Subsampling is used to select a subset of patients that match a set of constraints. 

As opposed to a model calibration, here the constraints used are at the population level, and as opposed to the Vpop Design, they can be applied to both inputs and outputs of the model, as long as they are scalars (typically, some measures used in the Trial).

For example, you may run a simulation with a viral infection on a virtual population where some input parameters vary. 

In this context, the available literature gives me information on the distribution of the level of seroprotection (HI titers) during infection.
Subsampling design allows me to select a subset of patients among the Vpop that best matches this distribution in the simulated trial. 

Moreover, in the same context, you can also add a filter to completely remove patients with some characteristics. 

For example, here, since you are interested in the symptomatic patients from the placebo arm, you can remove all patients with a max viral load lower than the level of detection. 

Run the sampling to see your subsampled Vpop’s distribution appear on the plots, and compare it with the targets. 

The Subsampling design is applied on a Trial simulation, and contains the definitions of all the constraints.

Constraints at the population level can be applied to any couple (descriptor, arm) from the trial.

When adding these constraints, the Subsampling design graphically shows the histograms of the initial and filtered Vpops, overlaid with the theoretical target distribution. 

At this stage, you can visually check that the histogram of the filtered Vpop overlaps with the target distribution - the optimization algorithm only selects patients, but does not create any new ones.

If some areas of the target distribution are not covered by the filtered Vpop, a solution could be to re-run the same trial with a wider Vpop, or to loosen the filters.

Note also that depending on the number of targets you have, the initial Vpop should be significantly larger (*10 or 100) than the Vpop you expect to subsample. 

Note that categorical parameters are not yet supported in the subsampling (neither in the distributions nor in the filters). 

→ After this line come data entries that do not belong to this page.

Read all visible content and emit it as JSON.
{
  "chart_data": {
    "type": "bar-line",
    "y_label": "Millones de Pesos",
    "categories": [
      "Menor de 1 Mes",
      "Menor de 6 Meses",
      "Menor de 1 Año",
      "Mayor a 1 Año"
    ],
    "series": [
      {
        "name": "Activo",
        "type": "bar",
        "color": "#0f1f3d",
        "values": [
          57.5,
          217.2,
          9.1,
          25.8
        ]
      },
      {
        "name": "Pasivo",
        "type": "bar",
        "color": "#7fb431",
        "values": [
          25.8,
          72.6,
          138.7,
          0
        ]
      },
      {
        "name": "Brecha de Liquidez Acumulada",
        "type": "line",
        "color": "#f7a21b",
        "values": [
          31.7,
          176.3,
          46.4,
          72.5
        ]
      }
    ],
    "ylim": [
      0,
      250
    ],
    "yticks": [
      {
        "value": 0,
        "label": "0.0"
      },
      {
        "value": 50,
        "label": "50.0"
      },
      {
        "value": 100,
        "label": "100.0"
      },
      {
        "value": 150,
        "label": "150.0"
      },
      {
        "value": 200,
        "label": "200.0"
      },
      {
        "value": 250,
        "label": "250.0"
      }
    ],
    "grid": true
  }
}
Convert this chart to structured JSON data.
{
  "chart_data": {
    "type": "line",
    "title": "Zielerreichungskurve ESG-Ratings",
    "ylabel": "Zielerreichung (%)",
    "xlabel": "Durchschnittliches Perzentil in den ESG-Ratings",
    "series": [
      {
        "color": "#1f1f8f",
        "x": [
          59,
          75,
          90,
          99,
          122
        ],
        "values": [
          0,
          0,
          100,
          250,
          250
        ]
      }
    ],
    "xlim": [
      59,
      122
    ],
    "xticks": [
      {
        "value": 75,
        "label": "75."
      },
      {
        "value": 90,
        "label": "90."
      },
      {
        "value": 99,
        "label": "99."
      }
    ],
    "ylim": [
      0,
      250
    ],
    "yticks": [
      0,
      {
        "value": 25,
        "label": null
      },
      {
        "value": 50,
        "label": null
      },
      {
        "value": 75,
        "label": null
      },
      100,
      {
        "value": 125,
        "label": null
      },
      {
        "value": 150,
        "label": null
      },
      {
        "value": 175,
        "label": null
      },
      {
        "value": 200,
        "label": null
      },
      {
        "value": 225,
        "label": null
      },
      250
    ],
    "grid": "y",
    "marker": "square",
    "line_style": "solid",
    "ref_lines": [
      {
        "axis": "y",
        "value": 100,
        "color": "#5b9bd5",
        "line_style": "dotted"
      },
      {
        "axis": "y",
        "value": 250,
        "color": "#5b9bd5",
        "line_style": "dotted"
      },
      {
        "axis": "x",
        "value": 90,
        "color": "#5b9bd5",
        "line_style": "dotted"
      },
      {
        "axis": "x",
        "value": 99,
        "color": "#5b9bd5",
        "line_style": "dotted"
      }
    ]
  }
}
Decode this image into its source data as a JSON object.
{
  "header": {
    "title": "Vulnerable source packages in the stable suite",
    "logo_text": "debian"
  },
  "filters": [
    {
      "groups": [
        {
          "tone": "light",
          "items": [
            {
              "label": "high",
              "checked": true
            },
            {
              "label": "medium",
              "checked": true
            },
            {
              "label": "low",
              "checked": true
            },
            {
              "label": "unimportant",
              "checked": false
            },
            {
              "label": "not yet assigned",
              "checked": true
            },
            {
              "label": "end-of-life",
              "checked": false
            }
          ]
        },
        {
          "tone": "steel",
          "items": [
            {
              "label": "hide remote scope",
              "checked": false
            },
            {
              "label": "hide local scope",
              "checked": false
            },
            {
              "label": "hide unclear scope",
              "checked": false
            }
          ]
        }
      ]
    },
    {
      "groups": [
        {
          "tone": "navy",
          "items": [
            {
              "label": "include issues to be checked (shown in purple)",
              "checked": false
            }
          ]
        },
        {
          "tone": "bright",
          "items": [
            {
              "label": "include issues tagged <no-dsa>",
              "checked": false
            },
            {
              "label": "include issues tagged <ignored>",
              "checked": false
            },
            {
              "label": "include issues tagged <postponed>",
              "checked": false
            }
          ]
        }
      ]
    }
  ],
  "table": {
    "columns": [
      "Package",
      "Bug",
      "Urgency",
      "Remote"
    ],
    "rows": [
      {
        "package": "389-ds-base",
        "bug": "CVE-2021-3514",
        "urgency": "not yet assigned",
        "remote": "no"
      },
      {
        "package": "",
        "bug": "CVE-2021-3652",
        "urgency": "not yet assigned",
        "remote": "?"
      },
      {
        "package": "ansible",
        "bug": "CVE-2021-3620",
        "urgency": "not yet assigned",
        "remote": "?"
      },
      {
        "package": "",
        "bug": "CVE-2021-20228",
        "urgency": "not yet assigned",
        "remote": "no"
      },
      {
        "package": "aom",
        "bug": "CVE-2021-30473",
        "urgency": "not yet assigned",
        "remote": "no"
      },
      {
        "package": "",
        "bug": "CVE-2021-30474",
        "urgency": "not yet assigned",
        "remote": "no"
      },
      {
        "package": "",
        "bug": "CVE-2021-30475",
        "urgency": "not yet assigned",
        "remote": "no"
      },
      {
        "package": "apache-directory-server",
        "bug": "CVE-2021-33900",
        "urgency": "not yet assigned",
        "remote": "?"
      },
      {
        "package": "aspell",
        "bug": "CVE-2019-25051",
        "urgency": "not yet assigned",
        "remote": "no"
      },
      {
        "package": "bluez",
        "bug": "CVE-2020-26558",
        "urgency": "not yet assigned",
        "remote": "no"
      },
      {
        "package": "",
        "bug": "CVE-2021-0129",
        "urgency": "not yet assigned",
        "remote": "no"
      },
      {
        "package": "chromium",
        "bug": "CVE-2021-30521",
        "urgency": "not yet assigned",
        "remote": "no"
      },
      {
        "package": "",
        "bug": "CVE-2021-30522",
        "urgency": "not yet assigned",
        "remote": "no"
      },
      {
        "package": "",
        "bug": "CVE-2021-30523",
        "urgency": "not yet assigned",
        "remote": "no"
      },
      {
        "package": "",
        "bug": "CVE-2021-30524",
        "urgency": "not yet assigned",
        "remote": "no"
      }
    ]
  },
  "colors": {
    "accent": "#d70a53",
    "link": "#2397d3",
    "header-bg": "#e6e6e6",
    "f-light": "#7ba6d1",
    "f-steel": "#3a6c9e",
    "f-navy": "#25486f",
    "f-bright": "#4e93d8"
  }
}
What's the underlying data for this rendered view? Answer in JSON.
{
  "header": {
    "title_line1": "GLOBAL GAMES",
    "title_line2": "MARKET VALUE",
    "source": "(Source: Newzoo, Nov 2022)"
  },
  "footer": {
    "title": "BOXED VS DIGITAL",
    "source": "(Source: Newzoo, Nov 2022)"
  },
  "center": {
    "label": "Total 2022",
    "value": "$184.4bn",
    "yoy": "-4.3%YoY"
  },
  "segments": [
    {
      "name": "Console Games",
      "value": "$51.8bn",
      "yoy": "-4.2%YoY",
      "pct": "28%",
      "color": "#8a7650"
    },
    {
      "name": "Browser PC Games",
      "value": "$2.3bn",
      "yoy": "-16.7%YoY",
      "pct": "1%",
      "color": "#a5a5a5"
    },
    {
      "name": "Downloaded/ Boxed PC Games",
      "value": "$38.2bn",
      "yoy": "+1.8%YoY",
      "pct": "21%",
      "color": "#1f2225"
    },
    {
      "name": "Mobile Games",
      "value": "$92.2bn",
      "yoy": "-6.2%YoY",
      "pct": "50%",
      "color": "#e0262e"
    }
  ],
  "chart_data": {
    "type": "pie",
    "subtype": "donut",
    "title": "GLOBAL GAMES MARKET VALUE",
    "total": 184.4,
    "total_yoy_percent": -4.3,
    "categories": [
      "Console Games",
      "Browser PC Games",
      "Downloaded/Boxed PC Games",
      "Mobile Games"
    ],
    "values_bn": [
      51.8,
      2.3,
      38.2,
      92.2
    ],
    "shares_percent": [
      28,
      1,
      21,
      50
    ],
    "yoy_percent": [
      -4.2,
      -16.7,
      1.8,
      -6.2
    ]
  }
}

Reusing your Subsampling design with a different trial

You may want to reuse the same targets in another trial, for example if you realize that your input Vpop is not large enough to give a satisfactory subsampled Vpop. 

However, the trial must contain the same (descriptor, arm) couples as those used in the subsampling design. This can easily be ensured by using the same CM, the same measures and the same protocol. 

On the top right corner, a clickable link allows you to change the Trial simulation attached to a Subsampling design, if it has not yet been used to subsample a Vpop. 

If it has already been used, you can create a duplicate in the app panel (on the right). 

Simulated annealing algorithm

The default algorithm used in jinkō to subsample a Vpop is Simulated annealing (Reeves, Colin R., ed. Modern heuristic techniques for combinatorial problems. John Wiley & Sons, Inc., 1993. ) Jinkō uses the GNU Scientific Library for this implementation. 

This algorithm is a probabilistic algorithm used to find the global optimum of a given cost function. The cost function used here is defined as the weighted sum of the Kolmogorov–Smirnov distances between target and subsampled distributions and the difference between the target and real correlations. 

The different options available are: 

  • NumSamples is the number of patients you want in the output population. It must be lower than the size of the filtered Vpop. 

  • Seed is used to initialize the random number generation. 

Advanced options: 

  • numIterations is the total number of iterations of simulated annealing, default is 100. You can go up to 80k iterations if you have a lot of constraints to respect, but it may take a bit more time. 

  • itersFixedTemperature is the number of iterations at each temperature, default is 10.

  • replacementRate is the proportion of samples to swap at each iteration, default is 0.01.

  • boltzmannConstant kT is used to define the probability p = exp((Ea - Eb) / kT) of taking a step from a state of energy Ea to one of energy Eb where Eb > Ea. It defaults to 1e-3.